MScAC - UofT internship - Vanguard
Keyu Long - keyu@cs.toronto.edu
- Since I currently don't have access to any GPU resources, I only tried several relatively simple conv models. The codes/logs are pushed to the forked repository on Github. (the log was a copy-paste from the terminal - I forgot to log it during training.)
- Codes can be found at /mnist/part2-twodigit/*
- for MLP: (Single hidden layer with 64 units)
- ACC1: 0.925907
- ACC2: 0.916079
- for Conv:
- ACC1: 0.983619
- ACC2: 0.980595
Look at the main method in each file. Identify the training and test data and labels. How many images are inside the train and test data? What is the size of each image?
- There are 40,000 training data and 4,000 test data.
- the size of each image is
$42\times28$ .
Look at the definition of the MLP class in mlp.py. Try to make sense of what those lines are trying to achieve. What is y_train[0] and y_train[1]?

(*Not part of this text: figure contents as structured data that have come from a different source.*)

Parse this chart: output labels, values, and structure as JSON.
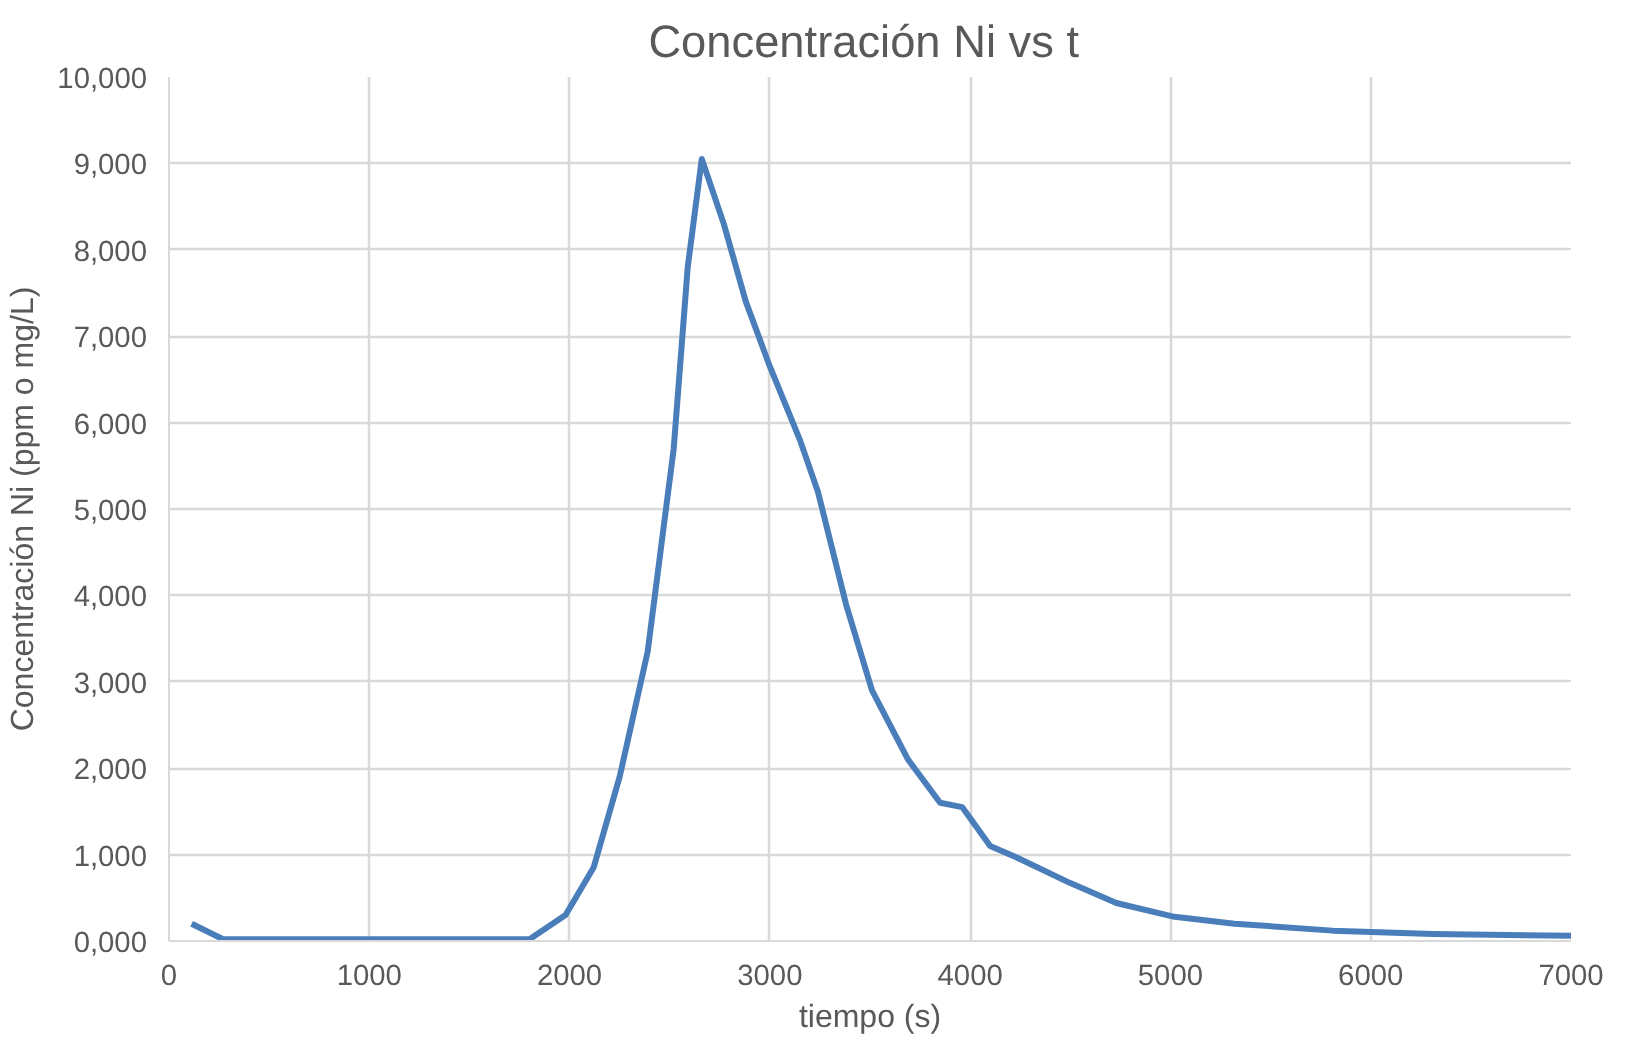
{
  "chart_data": {
    "type": "line",
    "title": "Concentración  Ni vs t",
    "xlabel": "tiempo (s)",
    "ylabel": "Concentración Ni (ppm o mg/L)",
    "series": [
      {
        "color": "#4a7ebb",
        "x": [
          113,
          270,
          800,
          1300,
          1800,
          1980,
          2120,
          2250,
          2390,
          2520,
          2590,
          2660,
          2770,
          2880,
          3000,
          3150,
          3240,
          3380,
          3510,
          3690,
          3850,
          3960,
          4100,
          4230,
          4500,
          4730,
          5020,
          5320,
          5810,
          6310,
          7000
        ],
        "values": [
          200,
          20,
          20,
          20,
          20,
          300,
          850,
          1900,
          3350,
          5700,
          7800,
          9050,
          8300,
          7400,
          6650,
          5800,
          5200,
          3900,
          2900,
          2100,
          1600,
          1550,
          1100,
          970,
          670,
          440,
          280,
          200,
          120,
          80,
          60
        ]
      }
    ],
    "xlim": [
      0,
      7000
    ],
    "xticks": [
      0,
      1000,
      2000,
      3000,
      4000,
      5000,
      6000,
      7000
    ],
    "ylim": [
      0,
      10000
    ],
    "yticks": [
      {
        "value": 0,
        "label": "0,000"
      },
      {
        "value": 1000,
        "label": "1,000"
      },
      {
        "value": 2000,
        "label": "2,000"
      },
      {
        "value": 3000,
        "label": "3,000"
      },
      {
        "value": 4000,
        "label": "4,000"
      },
      {
        "value": 5000,
        "label": "5,000"
      },
      {
        "value": 6000,
        "label": "6,000"
      },
      {
        "value": 7000,
        "label": "7,000"
      },
      {
        "value": 8000,
        "label": "8,000"
      },
      {
        "value": 9000,
        "label": "9,000"
      },
      {
        "value": 10000,
        "label": "10,000"
      }
    ],
    "grid": true,
    "marker": "none",
    "line_style": "solid"
  }
}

- y_train[0] and y_train[1] are the labels for the two digits correspondingly.
- Batchnormalization helps. It helps with the ill-conditioned optimization case, where gradients along different directions varies a lot.
- Extra training might lead to decrease of accuracy on test set. Decrease the learning rate might help with the loss plateau. Overparameterization and too large epoch number might make the test accuracy get worse after some point.